Overview

This trial is active, not recruiting.

Condition unresectable or metastatic melanoma
Treatments nivolumab, ipilimumab, placebo matching with nivolumab
Phase phase 2
Targets CTLA-4, PD-1
Sponsor Bristol-Myers Squibb
Start date August 2013
End date July 2014
Trial size 150 participants
Trial identifier NCT01927419, 2013-002018-11, CA209-069

Summary

The primary purpose of this study is to compare the objective response rate (ORR) as determined by investigators, of Nivolumab combined with Ipilimumab versus Ipilimumab monotherapy in subjects with unresectable or metastatic melanoma

United States No locations recruiting
Other Countries No locations recruiting

Study Design

Allocation randomized
Endpoint classification efficacy study
Intervention model parallel assignment
Masking double blind (subject, caregiver, investigator, outcomes assessor)
Primary purpose treatment
Arm
(Experimental)
Part I: Nivolumab 1 mg/kg solution and Ipilimumab 3 mg/kg solution intravenously every 3 weeks for 4 doses (4 Cycles) Part II: Nivolumab 3 mg/kg solution intravenously every 2 weeks until documented disease progression due to toxicity, withdrawal of consent or the study ends
nivolumab BMS-936558
ipilimumab
(Experimental)
Part I: Placebo matching with Nivolumab 0 mg/kg solution and Ipilimumab 3 mg/kg solution intravenously every 3 weeks for 4 doses (4 Cycles) Part II: Placebo matching with Nivolumab 0 mg/kg solution intravenously every 2 weeks until documented disease progression due to toxicity, withdrawal of consent or the study ends After documented disease progression, subjects in Arm B will have the option to either start Nivolumab monotherapy on-study (3 mg/kg solution intravenously every 2 weeks) or proceed to follow-up phase of the protocol
ipilimumab
placebo matching with nivolumab

Primary Outcomes

Measure
Objective response rate (ORR) as assessed by the investigator
time frame: Until disease progression is documented (expected to be no more than 5 years)

Secondary Outcomes

Measure
Investigator assessed progression free survival (PFS) in BRAF WT subjects
time frame: Until disease progression is documented (expected to be no more than 5 years)
ORR and PFS in BRAF mutant subjects
time frame: Until disease progression is documented (expected to be no more than 5 years)
Mean changes from baseline in the EORTC-QLQ-C30 global health status/QoL composite scale
time frame: Every 6 weeks for the first 6 months

Eligibility Criteria

Male or female participants at least 18 years old.

For more information regarding BMS clinical trial participation, please visit www.BMSStudyConnect.com Inclusion Criteria: - Eastern Cooperative Oncology Group (ECOG) performance status (PS) 0 or 1 - Histologically confirmed unresectable Stage III or Stage IV melanoma, as per AJCC staging system - No prior systemic anticancer therapy for unresectable or metastatic melanoma. Note that prior adjuvant or neoadjuvant melanoma therapy is permitted if it was completed at least 6 weeks prior to date of first dose, and all related adverse events have either returned to baseline or stabilized - Tumor tissue obtained in the metastatic setting or from an unresectable site must be provided for biomarker analyses. In order to be randomized, tumor tissue should be received by the central laboratory. Biopsy should be excisional, incisional punch or core needle.
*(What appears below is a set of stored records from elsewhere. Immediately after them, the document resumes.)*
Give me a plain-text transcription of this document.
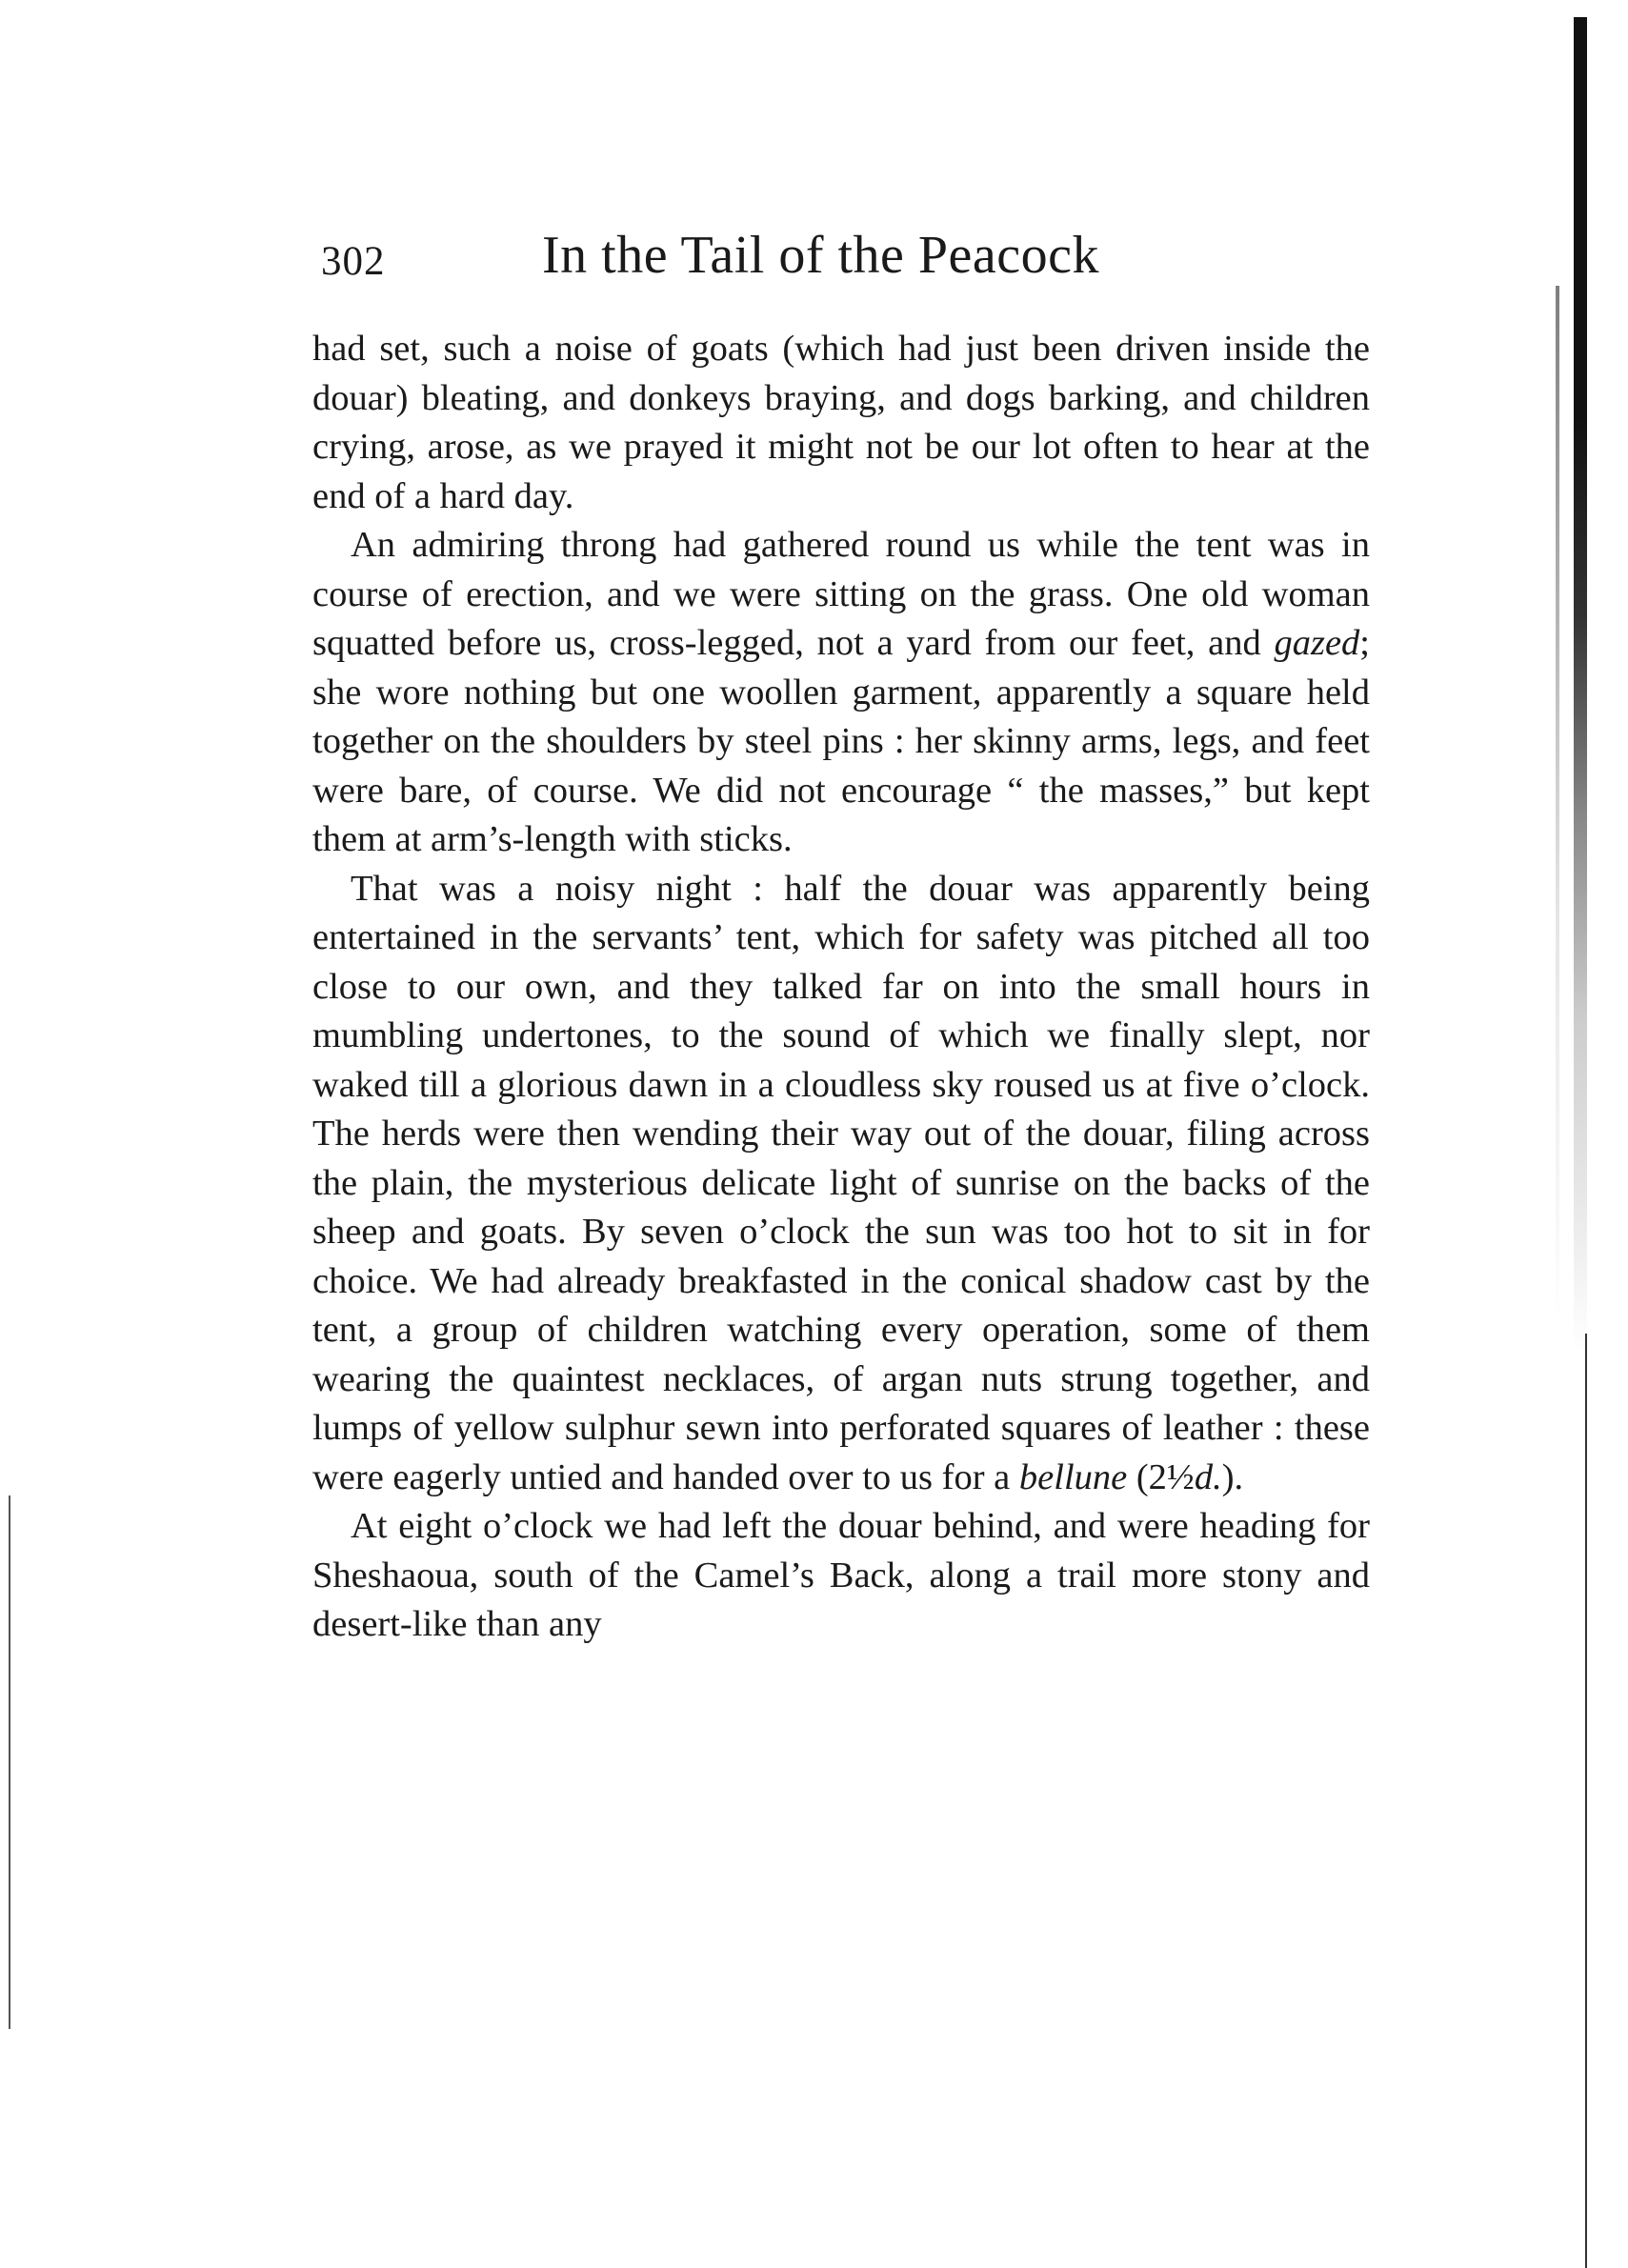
302	In the Tail of the Peacock

had set, such a noise of goats (which had just been driven inside the douar) bleating, and donkeys braying, and dogs barking, and children crying, arose, as we prayed it might not be our lot often to hear at the end of a hard day.

An admiring throng had gathered round us while the tent was in course of erection, and we were sitting on the grass. One old woman squatted before us, cross-legged, not a yard from our feet, and gazed; she wore nothing but one woollen garment, apparently a square held together on the shoulders by steel pins : her skinny arms, legs, and feet were bare, of course. We did not encourage “ the masses,” but kept them at arm’s-length with sticks.

That was a noisy night : half the douar was apparently being entertained in the servants’ tent, which for safety was pitched all too close to our own, and they talked far on into the small hours in mumbling undertones, to the sound of which we finally slept, nor waked till a glorious dawn in a cloudless sky roused us at five o’clock. The herds were then wending their way out of the douar, filing across the plain, the mysterious delicate light of sunrise on the backs of the sheep and goats. By seven o’clock the sun was too hot to sit in for choice. We had already breakfasted in the conical shadow cast by the tent, a group of children watching every operation, some of them wearing the quaintest necklaces, of argan nuts strung together, and lumps of yellow sulphur sewn into perforated squares of leather : these were eagerly untied and handed over to us for a bellune (2½d.).

At eight o’clock we had left the douar behind, and were heading for Sheshaoua, south of the Camel’s Back, along a trail more stony and desert-like than any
Fine needle aspirates or other cytology samples are insufficient - Known BRAF V600 mutation status as determined by an FDA approval test. Subjects with either V600 wild-type or V600 mutation-positive melanoma are eligible Exclusion Criteria: - Active brain metastases or leptomeningeal metastases. Subjects with brain metastases are eligible if these have been treated and there is no magnetic resonance imaging (MRI) evidence of progression for at least 8 weeks after treatment is complete and within 28 days prior to first dose of study drug administration. There must also be no requirement for high doses of systemic corticosteroids that could result in immunosuppression (>10 mg/day prednisone equivalents) for at least 2 weeks prior to study drug administration - Ocular melanoma - Subjects with active, known or suspected autoimmune disease. Subjects with vitiligo, type I diabetes mellitus, residual hypothyroidism due to autoimmune condition only requiring hormone replacement, psoriasis not requiring systemic treatment, or conditions not expected to recur in the absence of an external trigger are permitted to enroll

Additional Information

Official title Phase 2, Randomized, Double Blinded, Study of Nivolumab (BMS-936558) in Combination With Ipilimumab vs Ipilimumab Alone in Subjects With Previously Untreated, Unresectable or Metastatic Melanoma
Trial information was received from ClinicalTrials.gov and was last updated in June 2015.
Information provided to ClinicalTrials.gov by Bristol-Myers Squibb.